I shower and brush my teeth at a leisurely rate. It’s still super early. I have plenty of time.

When I walk back into the bedroom, I find Jesse has calmed down slightly, but there is definitely still a hint on anger in his expression as he looks up at me.

‘Baby, come and free me, please.’ he pleads.

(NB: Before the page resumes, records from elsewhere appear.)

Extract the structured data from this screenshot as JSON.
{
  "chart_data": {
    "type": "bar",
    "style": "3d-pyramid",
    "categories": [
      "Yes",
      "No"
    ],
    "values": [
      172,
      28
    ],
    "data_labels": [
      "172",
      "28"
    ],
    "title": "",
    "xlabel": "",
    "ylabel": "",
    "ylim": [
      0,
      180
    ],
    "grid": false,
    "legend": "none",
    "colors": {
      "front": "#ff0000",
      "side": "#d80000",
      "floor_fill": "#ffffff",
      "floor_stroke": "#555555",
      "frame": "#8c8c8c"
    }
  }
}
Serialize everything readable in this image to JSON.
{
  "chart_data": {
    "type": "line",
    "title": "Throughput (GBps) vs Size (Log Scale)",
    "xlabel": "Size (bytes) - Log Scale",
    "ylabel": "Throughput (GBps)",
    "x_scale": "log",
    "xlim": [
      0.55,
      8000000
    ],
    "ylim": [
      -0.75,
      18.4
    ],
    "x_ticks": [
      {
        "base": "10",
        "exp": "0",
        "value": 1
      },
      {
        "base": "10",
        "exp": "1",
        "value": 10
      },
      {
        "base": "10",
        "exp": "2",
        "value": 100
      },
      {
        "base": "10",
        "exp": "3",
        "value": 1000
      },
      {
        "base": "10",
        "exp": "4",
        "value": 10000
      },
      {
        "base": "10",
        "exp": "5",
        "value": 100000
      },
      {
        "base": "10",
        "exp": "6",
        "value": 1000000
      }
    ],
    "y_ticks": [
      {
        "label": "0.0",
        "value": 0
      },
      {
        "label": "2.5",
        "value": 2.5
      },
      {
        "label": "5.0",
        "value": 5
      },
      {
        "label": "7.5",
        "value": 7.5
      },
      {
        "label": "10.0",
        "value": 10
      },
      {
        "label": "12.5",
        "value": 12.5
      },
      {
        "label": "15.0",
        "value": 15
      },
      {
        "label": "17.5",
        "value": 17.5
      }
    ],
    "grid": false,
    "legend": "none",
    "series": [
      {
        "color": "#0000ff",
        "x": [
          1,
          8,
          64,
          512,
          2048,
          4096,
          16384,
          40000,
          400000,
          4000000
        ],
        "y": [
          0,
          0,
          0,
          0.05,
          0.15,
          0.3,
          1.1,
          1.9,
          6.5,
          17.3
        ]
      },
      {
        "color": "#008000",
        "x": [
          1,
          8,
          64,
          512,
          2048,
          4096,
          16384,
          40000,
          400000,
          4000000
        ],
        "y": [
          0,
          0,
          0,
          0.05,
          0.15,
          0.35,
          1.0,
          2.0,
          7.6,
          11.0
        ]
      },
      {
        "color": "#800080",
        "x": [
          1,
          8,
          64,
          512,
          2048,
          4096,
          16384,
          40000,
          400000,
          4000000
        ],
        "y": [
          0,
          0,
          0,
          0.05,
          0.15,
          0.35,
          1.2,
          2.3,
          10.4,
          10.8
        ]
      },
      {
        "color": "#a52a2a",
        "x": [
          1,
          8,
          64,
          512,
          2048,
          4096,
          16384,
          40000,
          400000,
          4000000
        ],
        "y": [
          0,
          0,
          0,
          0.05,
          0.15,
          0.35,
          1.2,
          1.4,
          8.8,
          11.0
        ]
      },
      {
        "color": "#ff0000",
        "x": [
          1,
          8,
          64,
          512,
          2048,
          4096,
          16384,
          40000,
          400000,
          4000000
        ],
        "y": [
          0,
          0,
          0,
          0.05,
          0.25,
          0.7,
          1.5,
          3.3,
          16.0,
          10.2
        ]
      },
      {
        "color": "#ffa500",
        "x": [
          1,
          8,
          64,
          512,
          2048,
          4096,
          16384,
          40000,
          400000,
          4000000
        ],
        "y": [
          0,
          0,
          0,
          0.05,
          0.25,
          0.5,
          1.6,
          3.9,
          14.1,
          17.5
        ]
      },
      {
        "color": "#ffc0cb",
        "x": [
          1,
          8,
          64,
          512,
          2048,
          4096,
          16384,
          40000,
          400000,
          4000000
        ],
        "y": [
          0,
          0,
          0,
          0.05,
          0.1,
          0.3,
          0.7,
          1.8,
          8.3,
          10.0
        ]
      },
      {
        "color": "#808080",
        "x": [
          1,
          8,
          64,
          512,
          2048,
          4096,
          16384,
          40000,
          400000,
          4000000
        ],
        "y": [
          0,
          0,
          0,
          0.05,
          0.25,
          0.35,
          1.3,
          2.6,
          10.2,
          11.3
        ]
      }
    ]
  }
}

His sudden turn in mood has me suspicious and on my guard. I know his game, and I’m not falling for it. As soon as I free him, he’ll be on me like a lion before manhandling me into my running kit and dragging me around the streets of London. I’m not denying that I would love to have him all over me right this minute, but I’m not hanging about to be tortured by fourteen miles. Unfortunately, they come as a package deal.

I sit myself in front of the floor length mirror to start drying my hair. I glance in the reflection every now and again and see him watching me, but he just scowls and throws his head back like a brooding schoolboy whenever I catch him. I smile to myself.

I apply my make-up and smother myself in coco butter and when I put on the cream lace underwear set that Jesse bought me, I hear him whimper. I smile smugly to myself. I may as well. I don’t know how long I’m going to be holding this power. I slip my white ruffle blouse on with my black, slim fit trousers and black heels.

I’m ready. I walk over to my handcuffed man and lean down to drop a long, lingering kiss onto his parted lips. I don’t know why I’m doing this. My bravado is commendable.

He sighs and brings his knees up so the soles of his feet are flat on the bed.